7. Additional SUTD Resources for Ethical & Responsible AI Use
SUTD faculty and students are encouraged to discuss a common understanding of responsible AI use in a given course and within the context of their discipline. For example, in a design project course, the instructor might encourage students to consult AI for inspiration and note that such usage does not require citation; it is because the course’s emphasis is on developing students’ familiarity with a range of AI tools to aid the ideation process in solving a complex challenge. On the other hand, the instructor of a creative programming course might invite students to cite the AI tools that were used to create a project, including their specifics (e.g., Sonnet 4.6, Chirp 3, and Gemini 3.5 Flash). This is because understanding the materiality of AI and the effect of such mediation is part of the learning objective in this course.
Aside from such diverse approaches to AI usage on our campus, we encourage SUTD faculty and students to establish a clear definition of academic integrity in the AI era, and to recognize how falling short of it is a serious offense that could erode trust.
For example, unethical use of AI includes fabricating data, evidence, or references, as well as disregarding intellectual property or confidential information. Generating AI content without appropriate disclosure as recommended by instructors, to pass off as one’s own work, moreover, constitutes plagiarism. Both are considered breaches of academic integrity.

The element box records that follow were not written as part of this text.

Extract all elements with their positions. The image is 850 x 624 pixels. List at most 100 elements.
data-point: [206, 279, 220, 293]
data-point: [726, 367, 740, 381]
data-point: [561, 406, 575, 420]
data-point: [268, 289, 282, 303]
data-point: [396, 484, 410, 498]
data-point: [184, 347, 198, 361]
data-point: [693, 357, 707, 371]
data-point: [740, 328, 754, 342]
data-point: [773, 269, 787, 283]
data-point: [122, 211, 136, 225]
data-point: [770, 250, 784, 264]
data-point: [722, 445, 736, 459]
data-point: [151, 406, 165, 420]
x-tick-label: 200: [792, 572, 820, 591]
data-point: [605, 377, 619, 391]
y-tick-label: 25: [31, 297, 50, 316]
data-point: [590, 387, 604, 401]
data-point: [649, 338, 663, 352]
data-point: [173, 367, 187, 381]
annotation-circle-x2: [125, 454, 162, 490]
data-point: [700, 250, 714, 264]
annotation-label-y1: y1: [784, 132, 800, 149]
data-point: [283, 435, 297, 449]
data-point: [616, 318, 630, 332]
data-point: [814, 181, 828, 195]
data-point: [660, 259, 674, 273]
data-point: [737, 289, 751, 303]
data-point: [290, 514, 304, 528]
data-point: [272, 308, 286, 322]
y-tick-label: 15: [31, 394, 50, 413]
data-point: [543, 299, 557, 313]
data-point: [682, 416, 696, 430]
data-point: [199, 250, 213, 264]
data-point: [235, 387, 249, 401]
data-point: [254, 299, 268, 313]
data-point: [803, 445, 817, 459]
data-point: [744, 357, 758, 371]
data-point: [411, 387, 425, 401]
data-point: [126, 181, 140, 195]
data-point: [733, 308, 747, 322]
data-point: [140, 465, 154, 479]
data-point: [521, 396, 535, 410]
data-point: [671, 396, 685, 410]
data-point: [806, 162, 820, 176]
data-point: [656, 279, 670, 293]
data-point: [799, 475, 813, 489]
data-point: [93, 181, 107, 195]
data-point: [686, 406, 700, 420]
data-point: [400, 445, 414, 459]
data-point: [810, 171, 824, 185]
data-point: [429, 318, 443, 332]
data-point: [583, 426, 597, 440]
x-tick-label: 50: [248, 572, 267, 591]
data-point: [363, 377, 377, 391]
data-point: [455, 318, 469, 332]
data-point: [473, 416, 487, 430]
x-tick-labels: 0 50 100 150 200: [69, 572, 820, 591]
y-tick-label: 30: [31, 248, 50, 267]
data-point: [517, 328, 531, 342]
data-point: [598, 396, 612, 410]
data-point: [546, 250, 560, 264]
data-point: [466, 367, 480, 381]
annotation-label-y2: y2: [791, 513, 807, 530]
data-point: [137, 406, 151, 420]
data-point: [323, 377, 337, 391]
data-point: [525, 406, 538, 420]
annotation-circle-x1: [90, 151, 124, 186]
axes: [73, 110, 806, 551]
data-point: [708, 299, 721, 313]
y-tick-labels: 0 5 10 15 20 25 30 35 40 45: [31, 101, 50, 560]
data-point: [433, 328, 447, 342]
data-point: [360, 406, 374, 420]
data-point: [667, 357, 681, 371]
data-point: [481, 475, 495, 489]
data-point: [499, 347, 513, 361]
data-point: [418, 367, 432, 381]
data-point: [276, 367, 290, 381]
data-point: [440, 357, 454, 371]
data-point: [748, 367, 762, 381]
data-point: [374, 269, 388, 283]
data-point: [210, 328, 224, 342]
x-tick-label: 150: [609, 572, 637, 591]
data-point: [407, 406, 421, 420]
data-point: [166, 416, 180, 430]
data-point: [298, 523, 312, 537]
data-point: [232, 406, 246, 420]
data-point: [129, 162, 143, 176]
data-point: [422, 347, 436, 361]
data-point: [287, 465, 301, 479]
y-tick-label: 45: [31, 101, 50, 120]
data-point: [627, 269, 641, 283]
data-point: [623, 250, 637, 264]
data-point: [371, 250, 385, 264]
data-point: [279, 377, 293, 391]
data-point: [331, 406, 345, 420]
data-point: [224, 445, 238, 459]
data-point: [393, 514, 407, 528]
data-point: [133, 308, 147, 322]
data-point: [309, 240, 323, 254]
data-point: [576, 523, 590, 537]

Students should learn—with guidance from faculty—that they are bound by the SUTD Honour Code and are expected to act with integrity and accountability in academic, professional, and communal settings. The aim is not to police students’ conduct, but to help them understand what integrity looks like in practice as emerging design innovators. Regarding appropriate citation practices in a course or a project with industry or community partners, faculty and students may make use of workshops offered by SUTD Library. Where appropriate, faculty may also allow students to resubmit their work, recognizing that mistakes can be part of the learning process.
While we trust everyone on campus honors the mutual trust, in cases of plagiarism, both students and faculty are to follow the procedures in accordance with SUTD’s “Student Disciplinary Framework” (available via MyPortal for students and SUTD Central for faculty).